In fact, it may not have been entirely Monroe’s doing. At the same time as Something’s Got to Give was being made, Fox was haemorrhaging money on its three-hour epic Cleopatra (1963). The film was dogged by false starts, re-shoots and delays, and is still – adjusting for inflation – one of the most expensive motion picture ever produced. Its star Elizabeth Taylor, whose $1 million salary was 10 times that of Monroe, refused to turn up before 11am, and was having a stormy affair with her co-star Richard Burton. “Every day’s shoot,” recalled George Cole, who played Flavius, “depended on whether they’d got on well the night before.”
The studio was panicking. “Tensions were high, nerves were frayed, funds were low,” wrote Michelle Vogel in Marilyn Monroe: Her Films, Her Life, “and it’s clear that Something’s Got to Give and Marilyn Monroe were the scapegoats for some very anxious studio executives who felt they were spinning out of control with both productions. The lesser of the films had to go.”
It’s not entirely clear why the studio decided to re-hire Monroe a few months later. Perhaps it’s because Dean Martin refused to work with any other actor, threatening to quit when the studio cast Lee Remick in Monroe’s role. “I have the greatest respect for Miss Lee Remick and her talent, and all the other actresses who were considered for the role,” he said in a statement, “but I signed to do the picture with Marilyn Monroe and I will do it with no one else.” Perhaps they simply realised what they were throwing away.
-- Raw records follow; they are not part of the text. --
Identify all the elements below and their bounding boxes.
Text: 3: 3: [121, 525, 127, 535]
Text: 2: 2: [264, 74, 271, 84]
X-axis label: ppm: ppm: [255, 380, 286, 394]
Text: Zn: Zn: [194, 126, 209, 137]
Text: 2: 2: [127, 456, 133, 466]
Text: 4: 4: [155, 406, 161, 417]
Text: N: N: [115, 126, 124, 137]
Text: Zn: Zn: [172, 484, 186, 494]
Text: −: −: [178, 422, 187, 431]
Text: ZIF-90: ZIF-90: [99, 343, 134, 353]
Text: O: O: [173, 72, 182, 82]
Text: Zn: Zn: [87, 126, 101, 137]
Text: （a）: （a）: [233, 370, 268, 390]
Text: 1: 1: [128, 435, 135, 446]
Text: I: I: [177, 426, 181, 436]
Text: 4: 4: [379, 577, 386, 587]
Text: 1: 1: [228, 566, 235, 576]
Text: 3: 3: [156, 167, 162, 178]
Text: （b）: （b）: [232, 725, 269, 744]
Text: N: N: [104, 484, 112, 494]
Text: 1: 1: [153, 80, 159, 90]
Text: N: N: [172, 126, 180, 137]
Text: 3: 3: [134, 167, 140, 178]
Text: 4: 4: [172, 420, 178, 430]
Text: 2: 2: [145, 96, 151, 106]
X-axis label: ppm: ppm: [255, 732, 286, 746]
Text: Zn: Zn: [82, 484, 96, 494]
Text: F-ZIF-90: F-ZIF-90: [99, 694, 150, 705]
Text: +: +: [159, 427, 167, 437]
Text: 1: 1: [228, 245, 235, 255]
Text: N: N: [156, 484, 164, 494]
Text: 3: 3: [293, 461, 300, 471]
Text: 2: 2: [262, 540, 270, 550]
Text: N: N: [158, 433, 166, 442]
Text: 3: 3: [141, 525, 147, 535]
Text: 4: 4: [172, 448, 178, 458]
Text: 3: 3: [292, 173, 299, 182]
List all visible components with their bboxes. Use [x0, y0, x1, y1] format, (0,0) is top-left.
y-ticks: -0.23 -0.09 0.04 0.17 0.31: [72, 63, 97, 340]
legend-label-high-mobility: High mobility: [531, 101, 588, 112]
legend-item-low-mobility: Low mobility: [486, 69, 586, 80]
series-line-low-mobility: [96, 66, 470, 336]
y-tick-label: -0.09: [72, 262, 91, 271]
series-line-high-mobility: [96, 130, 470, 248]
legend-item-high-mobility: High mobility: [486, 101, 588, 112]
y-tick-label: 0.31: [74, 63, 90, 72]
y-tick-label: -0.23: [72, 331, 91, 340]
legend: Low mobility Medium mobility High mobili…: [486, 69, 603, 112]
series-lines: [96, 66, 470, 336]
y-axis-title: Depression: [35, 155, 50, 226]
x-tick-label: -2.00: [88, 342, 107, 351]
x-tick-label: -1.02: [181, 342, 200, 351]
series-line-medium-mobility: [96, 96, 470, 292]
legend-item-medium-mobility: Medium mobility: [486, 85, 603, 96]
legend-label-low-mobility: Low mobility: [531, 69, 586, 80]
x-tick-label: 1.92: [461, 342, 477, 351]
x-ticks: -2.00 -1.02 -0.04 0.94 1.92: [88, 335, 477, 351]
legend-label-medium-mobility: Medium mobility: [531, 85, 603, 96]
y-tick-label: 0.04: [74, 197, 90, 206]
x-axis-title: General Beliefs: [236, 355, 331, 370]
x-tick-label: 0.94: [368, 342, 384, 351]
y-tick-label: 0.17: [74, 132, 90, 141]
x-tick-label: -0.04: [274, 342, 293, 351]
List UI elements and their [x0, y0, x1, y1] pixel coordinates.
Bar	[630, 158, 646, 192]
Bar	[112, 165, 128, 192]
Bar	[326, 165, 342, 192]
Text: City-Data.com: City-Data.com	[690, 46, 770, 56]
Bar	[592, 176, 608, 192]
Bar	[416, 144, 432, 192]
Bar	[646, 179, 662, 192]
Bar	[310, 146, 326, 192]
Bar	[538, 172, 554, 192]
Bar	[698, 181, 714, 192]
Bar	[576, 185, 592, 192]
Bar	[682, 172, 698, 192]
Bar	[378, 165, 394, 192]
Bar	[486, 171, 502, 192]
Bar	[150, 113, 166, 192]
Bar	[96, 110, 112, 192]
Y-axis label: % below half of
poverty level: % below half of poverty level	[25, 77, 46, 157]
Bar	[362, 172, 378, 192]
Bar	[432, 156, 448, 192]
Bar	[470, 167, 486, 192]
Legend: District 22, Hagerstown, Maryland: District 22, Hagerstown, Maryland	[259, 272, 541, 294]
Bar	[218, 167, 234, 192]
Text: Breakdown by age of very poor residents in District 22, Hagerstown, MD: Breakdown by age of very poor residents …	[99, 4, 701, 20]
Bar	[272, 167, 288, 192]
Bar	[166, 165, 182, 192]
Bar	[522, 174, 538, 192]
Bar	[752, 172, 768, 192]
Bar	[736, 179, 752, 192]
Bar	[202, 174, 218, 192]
In any case, with Monroe back on board, and with a renegotiated contract, filming was set to re-start in October.
But in August, Marilyn Monroe was found dead. The actor, who was brought up in foster care and had scarcely ever been free from mental health issues and drug addiction, had taken a fatal overdose in her home in Los Angeles. The film was abandoned, and it would be decades until a faded print was discovered, by accident, in a cluttered warehouse.
A few days before she died, Monroe had given an interview to a journalist from Life Magazine, and the subsequent profile was published a few weeks later. It ended with the following: “I had asked if many friends had called up to rally round when she was fired by Fox. There was silence, and sitting very straight, eyes wide and hurt, she had answered with a tiny, ‘No’.”